Comparison of univariate ADG (top) and ADFI (middle), and bivariate (bottom) haplotype associations for BTA 20 from BayesIM 8 clusters. The Y-axis represents the model frequency of each haplotype loci or the joint model frequency when both traits are in the model. The X-axis is position in megabases (Mb) on BTA 20.

This region is flanked by two large-effect pleiotropic QTL discovered by Saatchi et al. (2014). A QTL associated with RFI and MMBW in a Hereford population was identified in the 1-Mb window from 4 to 5 Mb on BTA 20. The same study identified a significant window on BTA 20 from 8 to 9 Mb associated with ADG in an admixed population of beef cattle and MMBW in a Simmental × Angus population. Genes within this region are involved in metabolic processes (ENSBTAG00000015512, ENSBTAG00000034138) and fat cell differentiation (MSX2).

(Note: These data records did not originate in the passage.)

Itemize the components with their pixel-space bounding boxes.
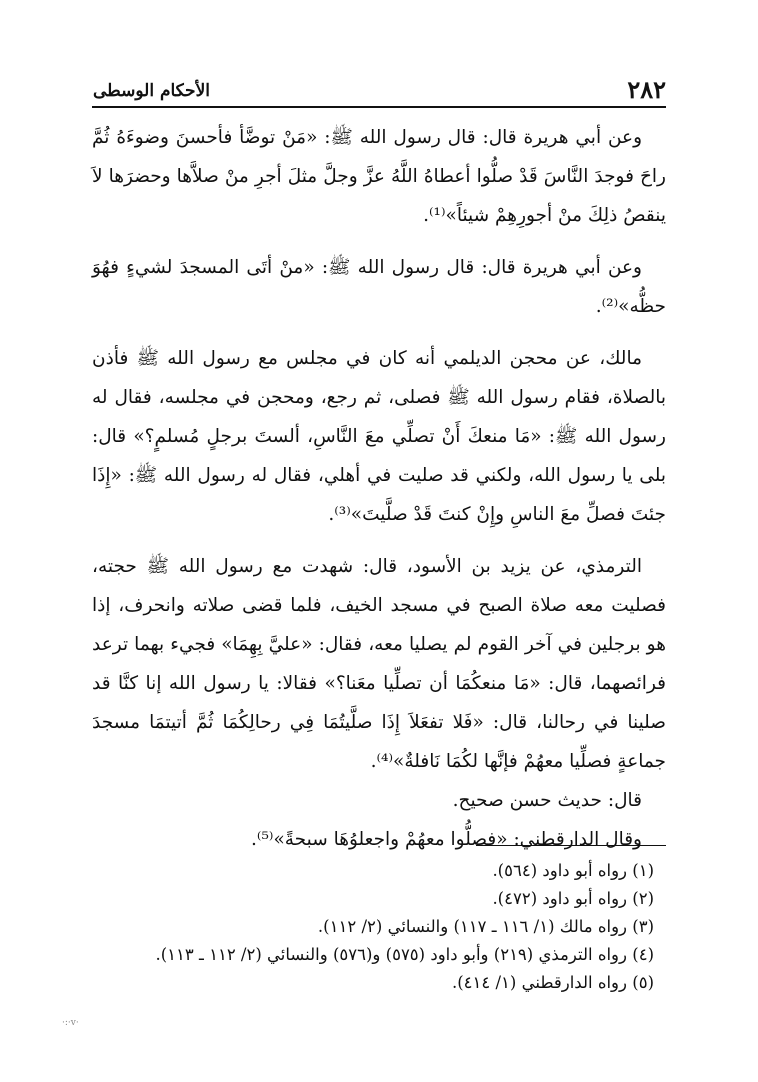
page-header [93, 72, 666, 102]
footnotes [92, 857, 666, 997]
hadith-paragraph-1: وعن أبي هريرة قال: قال رسول الله ﷺ: «مَنْ توضَّأ فأحسنَ وضوءَهُ ثُمَّ راحَ فوجدَ النَّاسَ قَدْ صلُّوا أعطاهُ اللَّهُ عزَّ وجلَّ مثلَ أجرِ منْ صلاَّها وحضرَها لاَ ينقصُ ذلِكَ منْ أجورِهِمْ شيئاً»⁽¹⁾. [92, 127, 666, 226]
footnote-4: (٤) رواه الترمذي (٢١٩) وأبو داود (٥٧٥) و(٥٧٦) والنسائي (٢/ ١١٢ ـ ١١٣). [155, 945, 654, 964]
page-number: ٢٨٢ [627, 75, 666, 104]
grading-note: قال: حديث حسن صحيح. [452, 790, 642, 811]
footnote-1: (١) رواه أبو داود (٥٦٤). [492, 861, 654, 880]
scan-mark: ·:·v· [62, 1018, 79, 1028]
footnote-2: (٢) رواه أبو داود (٤٧٢). [492, 889, 654, 908]
footnote-divider [476, 845, 666, 846]
main-text [92, 118, 666, 872]
hadith-paragraph-4: الترمذي، عن يزيد بن الأسود، قال: شهدت مع رسول الله ﷺ حجته، فصليت معه صلاة الصبح في مسجد الخيف، فلما قضى صلاته وانحرف، إذا هو برجلين في آخر القوم لم يصليا معه، فقال: «عليَّ بِهِمَا» فجيء بهما ترعد فرائصهما، قال: «مَا منعكُمَا أن تصلِّيا معَنا؟» فقالا: يا رسول الله إنا كنَّا قد صلينا في رحالنا، قال: «فَلا تفعَلاَ إِذَا صلَّيتُمَا فِي رحالِكُمَا ثُمَّ أتيتمَا مسجدَ جماعةٍ فصلِّيا معهُمْ فإنَّها لكُمَا نَافلةٌ»⁽⁴⁾. [92, 556, 666, 772]
header-divider [92, 106, 666, 108]
running-title: الأحكام الوسطى [93, 81, 210, 101]
daraqutni-note: وقال الدارقطني: «فصلُّوا معهُمْ واجعلوُهَا سبحةً»⁽⁵⁾. [251, 829, 642, 850]
hadith-paragraph-3: مالك، عن محجن الديلمي أنه كان في مجلس مع رسول الله ﷺ فأذن بالصلاة، فقام رسول الله ﷺ فصلى، ثم رجع، ومحجن في مجلسه، فقال له رسول الله ﷺ: «مَا منعكَ أَنْ تصلِّي معَ النَّاسِ، ألستَ برجلٍ مُسلمٍ؟» قال: بلى يا رسول الله، ولكني قد صليت في أهلي، فقال له رسول الله ﷺ: «إِذَا جئتَ فصلِّ معَ الناسِ وإِنْ كنتَ قَدْ صلَّيتَ»⁽³⁾. [92, 348, 666, 525]
footnote-5: (٥) رواه الدارقطني (١/ ٤١٤). [451, 973, 654, 992]
footnote-3: (٣) رواه مالك (١/ ١١٦ ـ ١١٧) والنسائي (٢/ ١١٢). [317, 917, 654, 936]
hadith-paragraph-2: وعن أبي هريرة قال: قال رسول الله ﷺ: «منْ أتَى المسجدَ لشيءٍ فهُوَ حظُّه»⁽²⁾. [92, 257, 666, 317]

Although bivariate analyses detect genomic regions that are potentially associated with two traits, it is unknown if these regions are pleiotropic. Caution must be taken when interpreting genetic correlations between complex traits when conducting associations with molecular markers as linkage between markers can create phantom correlations between traits (Gianola et al., 2015).

CONCLUSIONS

Moving toward the use of haplotype models for genomic association studies has the ability to define the QTL locations more precisely. The traditional method of fitting SNP genotypes as covariates relies on LD between the marker and QTL. The corresponding location is that of the marker instead of the actual QTL of interest. Haplotype models allow for a QTL interval to be established with more resolution, which may help identify the casual variant when studies are advanced for fine mapping although the rank of MBV appears to be unaffected.

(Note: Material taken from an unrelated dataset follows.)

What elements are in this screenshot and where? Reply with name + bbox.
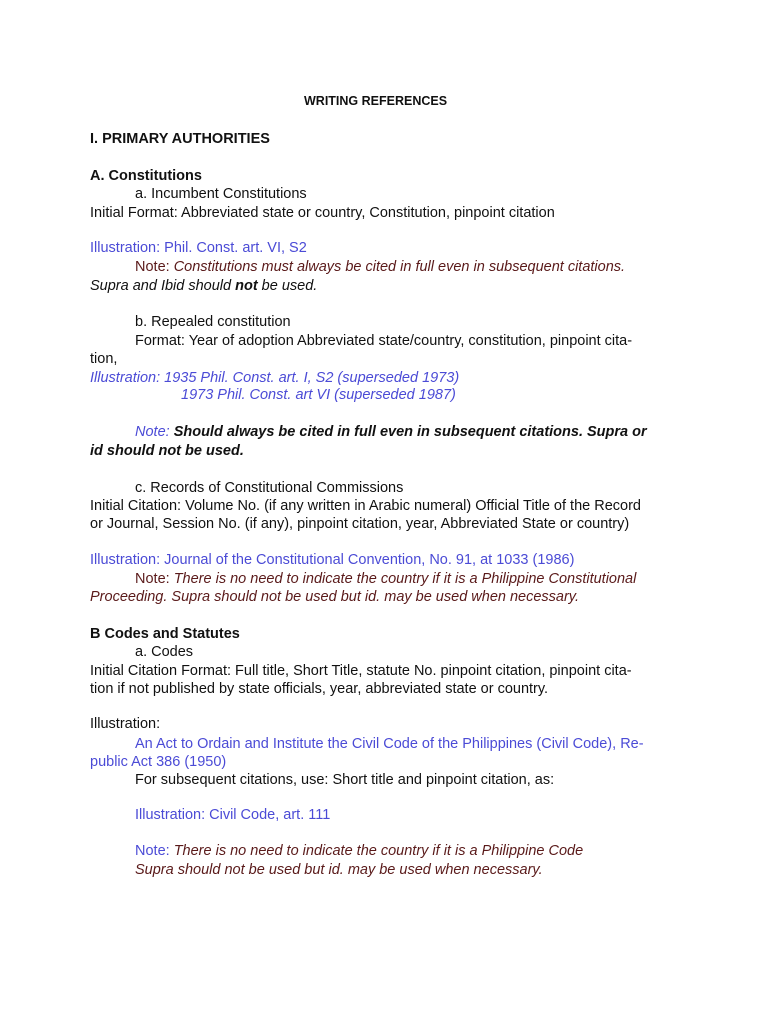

Multitrait GWAS is currently unexplored in the beef cattle industry. The deployment of such association studies would not only allow for the identification of potential pleiotropic regions, but offer a more comprehensive biological investigation into genetic variants affecting feed efficiency. Although not the case in this study, animals with missing phenotypic records can be included in the analysis. In beef cattle systems, gain is recorded frequently while feed intake is an expensive phenotype to collect. Since a moderate-to-strong genetic correlation exists between ADG and ADFI, it is logical to exploit the knowledge of one trait to inform the other.